Hi all,
This patch series introduces improvements to the cgroup selftests by adding a helper function to better handle asynchronous updates in cgroup statistics. These changes are especially useful for managing cgroup stats like memory.stat and cgroup.stat, which can be affected by delays (e.g., RCU callbacks and asynchronous rstat flushing).
Patch 1/3 adds cg_read_key_long_poll(), a generic helper to poll a numeric key in a cgroup file until it reaches an expected value or a retry limit is hit.
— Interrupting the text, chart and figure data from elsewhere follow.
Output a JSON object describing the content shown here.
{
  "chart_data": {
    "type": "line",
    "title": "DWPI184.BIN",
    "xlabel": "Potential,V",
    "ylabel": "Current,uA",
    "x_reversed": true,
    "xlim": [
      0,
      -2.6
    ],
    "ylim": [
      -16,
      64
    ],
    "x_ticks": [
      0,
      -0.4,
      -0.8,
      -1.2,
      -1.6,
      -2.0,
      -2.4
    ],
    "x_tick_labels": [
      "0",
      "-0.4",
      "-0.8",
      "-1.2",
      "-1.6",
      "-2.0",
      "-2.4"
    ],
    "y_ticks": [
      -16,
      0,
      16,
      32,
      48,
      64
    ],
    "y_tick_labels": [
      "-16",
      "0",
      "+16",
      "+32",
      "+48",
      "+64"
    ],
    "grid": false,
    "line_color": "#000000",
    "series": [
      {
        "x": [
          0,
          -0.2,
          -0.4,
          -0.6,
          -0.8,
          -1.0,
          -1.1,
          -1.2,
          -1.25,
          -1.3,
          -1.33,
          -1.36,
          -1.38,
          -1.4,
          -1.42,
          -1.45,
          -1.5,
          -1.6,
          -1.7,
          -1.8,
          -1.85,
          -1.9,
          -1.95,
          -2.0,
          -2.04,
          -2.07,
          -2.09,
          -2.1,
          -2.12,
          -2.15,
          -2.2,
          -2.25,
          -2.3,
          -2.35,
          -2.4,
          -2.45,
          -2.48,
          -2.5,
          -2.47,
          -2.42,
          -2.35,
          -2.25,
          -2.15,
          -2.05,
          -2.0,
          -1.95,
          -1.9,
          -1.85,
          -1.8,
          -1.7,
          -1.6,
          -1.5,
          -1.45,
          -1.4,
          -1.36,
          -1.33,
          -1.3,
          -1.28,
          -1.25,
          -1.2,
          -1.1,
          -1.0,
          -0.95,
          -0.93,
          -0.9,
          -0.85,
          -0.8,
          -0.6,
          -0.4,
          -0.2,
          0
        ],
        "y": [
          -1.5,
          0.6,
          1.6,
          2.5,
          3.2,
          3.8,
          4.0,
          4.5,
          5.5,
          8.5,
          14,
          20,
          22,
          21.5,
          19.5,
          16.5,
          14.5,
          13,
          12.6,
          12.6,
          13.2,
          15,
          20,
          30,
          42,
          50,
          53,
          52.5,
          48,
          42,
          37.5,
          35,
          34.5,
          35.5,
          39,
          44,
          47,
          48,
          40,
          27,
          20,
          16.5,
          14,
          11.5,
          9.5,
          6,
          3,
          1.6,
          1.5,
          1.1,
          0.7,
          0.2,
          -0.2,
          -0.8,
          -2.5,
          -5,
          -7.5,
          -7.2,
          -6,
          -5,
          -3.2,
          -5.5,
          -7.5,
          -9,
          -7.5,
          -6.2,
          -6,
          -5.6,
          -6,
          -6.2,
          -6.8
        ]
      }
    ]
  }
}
Patches 2/3 and 3/3 convert existing tests to use this helper, making them more robust on busy systems.
v5: - Drop the "/* 3s total */" comment from MEMCG_SOCKSTAT_WAIT_RETRIES as suggested by Shakeel, so it does not become stale if the wait interval changes. - Elaborate in the commit message of patch 3/3 on the rationale behind the 8s timeout in test_kmem_dead_cgroups(), and add a comment next to KMEM_DEAD_WAIT_RETRIES explaining that it is a generous upper bound derived from stress testing and not tied to a specific kernel constant. - Add Reviewed-by: Shakeel Butt shakeel.butt@linux.dev to this series. - Link to v4: https://lore.kernel.org/all/20251124123816.486164-1-zhangguopeng@kylinos.cn/
v4: - Patch 1/3: Add the cg_read_key_long_poll() helper to poll cgroup keys with retries and configurable intervals. - Patch 2/3: Update test_memcg_sock() to use cg_read_key_long_poll() for handling delayed "sock " counter updates in memory.stat. - Patch 3/3: Replace the sleep-and-retry logic in test_kmem_dead_cgroups() with cg_read_key_long_poll() for waiting on nr_dying_descendants. - Link to v3: https://lore.kernel.org/all/p655qedqjaakrnqpytc6dltejfluxo6jrffcltfz2ivonmk6...
v3: - Move MEMCG_SOCKSTAT_WAIT_* defines after the #include block as suggested. - Link to v2: https://lore.kernel.org/all/5ad2b75f-748a-4e93-8d11-63295bda0cbf@linux.dev/
v2: - Clarify the rationale for the 3s timeout and mention the periodic rstat flush interval (FLUSH_TIME = 2 * HZ) in the comment. - Replace hardcoded retry count and wait interval with macros to avoid magic numbers and make the timeout calculation explicit. - Link to v1: https://lore.kernel.org/all/20251119122758.85610-1-ioworker0@gmail.com/
Thanks to Michal Koutný for the suggestion, and to Lance Yang and Shakeel Butt for their reviews and feedback.
Guopeng Zhang (3): selftests: cgroup: Add cg_read_key_long_poll() to poll a cgroup key with retries selftests: cgroup: make test_memcg_sock robust against delayed sock stats selftests: cgroup: Replace sleep with cg_read_key_long_poll() for waiting on nr_dying_descendants
.../selftests/cgroup/lib/cgroup_util.c | 21 ++++++++++++ .../cgroup/lib/include/cgroup_util.h | 5 +++ tools/testing/selftests/cgroup/test_kmem.c | 33 +++++++++---------- .../selftests/cgroup/test_memcontrol.c | 20 ++++++++++- 4 files changed, 60 insertions(+), 19 deletions(-)